About this work
Composed in November 1861 and published in 1863 by J. Reiter-Biedermann in Leipzig and Winterthur, the Variations, Op. 23, were first performed on January 12, 1864, in Vienna. Brahms dedicated the set, his first piano duet, to Julie Schumann, Clara Schumann's (1819-96) daughter. Brahms later became very attached to Julie and was forced to renounce his undeclared love when she became engaged to another in 1869. Brahms sublimated his grief in his work, composing the Rhapsody for alto, male chorus, & orchestra, Op. 53 ("Alto Rhapsody").
The theme for the variations is Robert Schumann's (1810-56) so-called "Letzter Gedanke" (Last Thought), which he had jotted down with the intention of producing variations just before his attempted suicide of February 27, 1854. Schumann believed that the ghosts of Mendelssohn and Schubert had directed him to undertake the project. He composed the theme (it is actually very similar to that for the second movement of his own Violin concerto, written only months earlier) on February 17 and over the next ten days he wrote five variations on it. Then, he threw himself into the Rhine. Fishermen foiled his suicide attempt and he was taken to an asylum outside Bonn, where he stayed until his death two years later.

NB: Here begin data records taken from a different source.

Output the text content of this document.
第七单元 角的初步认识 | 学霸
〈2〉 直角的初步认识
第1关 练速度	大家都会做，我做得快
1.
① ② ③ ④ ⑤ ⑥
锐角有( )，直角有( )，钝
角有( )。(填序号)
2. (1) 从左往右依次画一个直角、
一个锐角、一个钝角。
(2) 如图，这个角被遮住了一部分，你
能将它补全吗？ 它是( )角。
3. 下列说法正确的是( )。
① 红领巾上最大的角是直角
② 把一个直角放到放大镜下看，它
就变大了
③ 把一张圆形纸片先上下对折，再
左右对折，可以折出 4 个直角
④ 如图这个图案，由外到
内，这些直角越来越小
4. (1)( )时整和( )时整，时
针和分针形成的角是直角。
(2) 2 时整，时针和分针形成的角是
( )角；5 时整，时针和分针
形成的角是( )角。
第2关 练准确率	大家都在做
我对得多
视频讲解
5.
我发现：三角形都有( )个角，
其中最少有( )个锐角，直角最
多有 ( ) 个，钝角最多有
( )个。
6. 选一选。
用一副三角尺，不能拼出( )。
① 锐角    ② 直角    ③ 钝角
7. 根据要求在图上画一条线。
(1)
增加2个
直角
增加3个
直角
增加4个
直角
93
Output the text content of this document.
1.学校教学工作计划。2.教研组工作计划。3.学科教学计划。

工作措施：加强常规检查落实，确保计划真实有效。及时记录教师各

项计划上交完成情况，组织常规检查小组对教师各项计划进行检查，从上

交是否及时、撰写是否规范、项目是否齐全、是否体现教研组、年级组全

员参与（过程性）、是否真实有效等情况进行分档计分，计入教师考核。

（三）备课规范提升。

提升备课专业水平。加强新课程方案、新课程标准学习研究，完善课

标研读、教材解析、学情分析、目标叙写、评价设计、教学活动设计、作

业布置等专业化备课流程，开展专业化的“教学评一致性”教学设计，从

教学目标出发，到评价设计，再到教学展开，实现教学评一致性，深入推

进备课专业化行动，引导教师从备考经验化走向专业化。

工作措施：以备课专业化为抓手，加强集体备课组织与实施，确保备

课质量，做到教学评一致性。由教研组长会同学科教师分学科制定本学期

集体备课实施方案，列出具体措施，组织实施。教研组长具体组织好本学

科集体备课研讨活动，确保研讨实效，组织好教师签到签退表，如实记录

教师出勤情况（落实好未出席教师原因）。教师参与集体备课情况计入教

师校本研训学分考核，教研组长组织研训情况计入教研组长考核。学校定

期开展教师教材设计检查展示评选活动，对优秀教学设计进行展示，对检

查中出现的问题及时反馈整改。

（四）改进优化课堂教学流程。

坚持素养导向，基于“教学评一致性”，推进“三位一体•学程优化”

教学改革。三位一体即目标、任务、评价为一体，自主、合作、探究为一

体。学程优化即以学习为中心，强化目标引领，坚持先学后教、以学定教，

Brahms' variations generally trace the melodic contour of the theme, although there is more freedom here than in his earlier "Händel" Variations, Op. 24. Thus, the technique is more akin to Schumann than early Brahms, making this an appropriate homage to the older master.
The melancholy tone of Schumann's theme pervades the entire work. Throughout the Variations, Op. 23, Brahms includes the repeated second half of Schumann's theme. The melodic focus remains in the Primo throughout the theme and the first variation, in which elaborate, rapid figurations trace the outline of the theme, exaggerating its subtle arches. Melodic activity moves to the Secondo part at the beginning of the second variation, stressing the segments of the theme with a narrow range. After touching on E flat minor, the variation closes on E flat major. Harmonic adventures begin in variation No. 4, which opens and closes on E flat minor as Brahms emphasizes the falling steps of the theme in the first half, inverting them in the second. Primo and Secondo trade off while outlining the theme in the fifth variation, in B major, a pathetic key a half-step above the dominant. Brahms resolves the tension caused by B major by immediately returning to E flat in No. 6. Rising and falling half- and whole-steps become the main component of the first half of No. 7; these intervals grow larger in the second half. In No. 8, Brahms subverts the generally falling path of the theme's second half by juxtaposing a repeatedly rising line in the Primo with a falling one in the Secondo. The ninth variation expands the first part of the theme to almost unrecognizable proportions through elaborate flourishes. Brahms was dissatisfied with the tenth and final variation, boasting an extremely elaborate and busy Secondo part, and even marked his personal copy with a note to this effect. Its dotted rhythms and Moderato tempo evoke a funeral march, although of a somewhat triumphant nature. The very end constitutes the most identifiable rendition of the theme in the entire set.